Species of brittle star

Ophiocoma echinata, the spiny ophiocoma, is a species of brittle star belonging to the family Ophiocomidae. It is the type species of the genus Ophiocoma and is found in the tropical west Atlantic Ocean, the Caribbean Sea and the Gulf of Mexico.

==Description==
Ophiocoma echinata is a large brittle star, with a maximum armspan of 25 cm. The slender, tapering arms are densely clad with short spines and are clearly demarcated from the disc. The colour is dark with pale or cream-coloured markings, but the arms never have any red markings.

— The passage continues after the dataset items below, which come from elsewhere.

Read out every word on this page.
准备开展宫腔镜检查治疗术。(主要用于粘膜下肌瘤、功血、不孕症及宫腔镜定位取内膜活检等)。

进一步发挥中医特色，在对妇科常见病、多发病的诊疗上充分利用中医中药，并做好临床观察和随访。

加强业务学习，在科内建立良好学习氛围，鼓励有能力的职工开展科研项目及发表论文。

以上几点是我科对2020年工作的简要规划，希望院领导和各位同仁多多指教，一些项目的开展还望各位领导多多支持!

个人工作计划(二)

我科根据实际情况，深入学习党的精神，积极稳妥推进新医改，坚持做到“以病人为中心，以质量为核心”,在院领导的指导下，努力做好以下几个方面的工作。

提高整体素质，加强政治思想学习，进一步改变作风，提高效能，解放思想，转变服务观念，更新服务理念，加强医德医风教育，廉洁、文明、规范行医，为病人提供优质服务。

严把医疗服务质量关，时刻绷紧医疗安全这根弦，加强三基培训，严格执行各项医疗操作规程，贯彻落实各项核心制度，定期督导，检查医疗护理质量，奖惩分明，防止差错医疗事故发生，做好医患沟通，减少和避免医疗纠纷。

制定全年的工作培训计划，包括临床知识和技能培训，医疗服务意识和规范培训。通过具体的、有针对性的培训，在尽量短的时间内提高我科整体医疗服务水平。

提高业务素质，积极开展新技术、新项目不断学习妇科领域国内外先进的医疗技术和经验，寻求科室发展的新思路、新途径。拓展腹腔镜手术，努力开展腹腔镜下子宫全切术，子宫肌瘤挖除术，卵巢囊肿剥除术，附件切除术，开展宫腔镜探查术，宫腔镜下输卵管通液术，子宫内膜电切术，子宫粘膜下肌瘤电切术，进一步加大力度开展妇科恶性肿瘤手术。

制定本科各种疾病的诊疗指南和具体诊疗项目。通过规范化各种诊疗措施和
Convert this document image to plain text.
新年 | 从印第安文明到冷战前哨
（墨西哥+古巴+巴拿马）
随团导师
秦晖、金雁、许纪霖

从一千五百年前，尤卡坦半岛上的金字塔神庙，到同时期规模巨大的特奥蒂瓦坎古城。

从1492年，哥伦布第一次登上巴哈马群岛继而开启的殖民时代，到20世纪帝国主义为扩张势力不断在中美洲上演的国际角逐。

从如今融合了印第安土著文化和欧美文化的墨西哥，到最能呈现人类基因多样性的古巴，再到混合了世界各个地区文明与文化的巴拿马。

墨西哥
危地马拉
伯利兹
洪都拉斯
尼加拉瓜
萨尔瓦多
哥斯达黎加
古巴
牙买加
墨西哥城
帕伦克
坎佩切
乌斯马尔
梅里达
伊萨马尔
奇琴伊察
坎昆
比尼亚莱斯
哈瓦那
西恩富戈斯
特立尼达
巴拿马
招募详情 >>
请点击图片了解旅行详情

==Distribution and habitat==
Ophiocoma echinata is native to the tropical west Atlantic Ocean, the Caribbean Sea and the Gulf of Mexico. It is common throughout the Caribbean at depths down to about 30 m. It occurs in seagrass meadows, on reefs and reef flats, hiding under rocks, in cracks and crevices, under coral heads, and inside sponges.

==Behaviour==
Ophiocoma echinata uses its arms to burrow in the sand and anchor itself in crevices. It holds some of its arms vertically in the passing water current to filter food particles, catching them with the spines and passing them along feeding channels to the mouth. The stomach is entirely within the central disc and is the organ of food storage. Reproduction takes place over a prolonged breeding season with gametes being shed directly into the sea without any synchronisation.

Locomotion involves raising the central disc off the substrate while the tube feet on the arms grip the surface. Despite having no brain and only having a simple, ring-shaped nervous system, O. echinata is able to adopt a coordinated pattern of locomotion in which one arm leads the way and the others act in synchrony to propel it forward. When the brittle star alters its direction of travel, it does not rotate, but instead a different arm becomes the lead arm and the other arms take on the subordinate role. This shows that a radially symmetrical animal can employ fully coordinated, bilaterally symmetrical locomotion.

When attacked by a predator, O. echinata sometimes autotomises (sheds) one or more of its arms. In a back-reef habitat in the Florida Keys, up to 47% of the individuals were found to have missing or damaged arms, and it took about two years for individuals with three missing arms to completely regenerate them. Losing a limb rather than its life is beneficial to the brittle star. Although energy must be diverted to effect the repair and regrowth, the individual should still be able to breed at some time in the future, and the missing arm contributes a renewable resource to the productivity of the reef.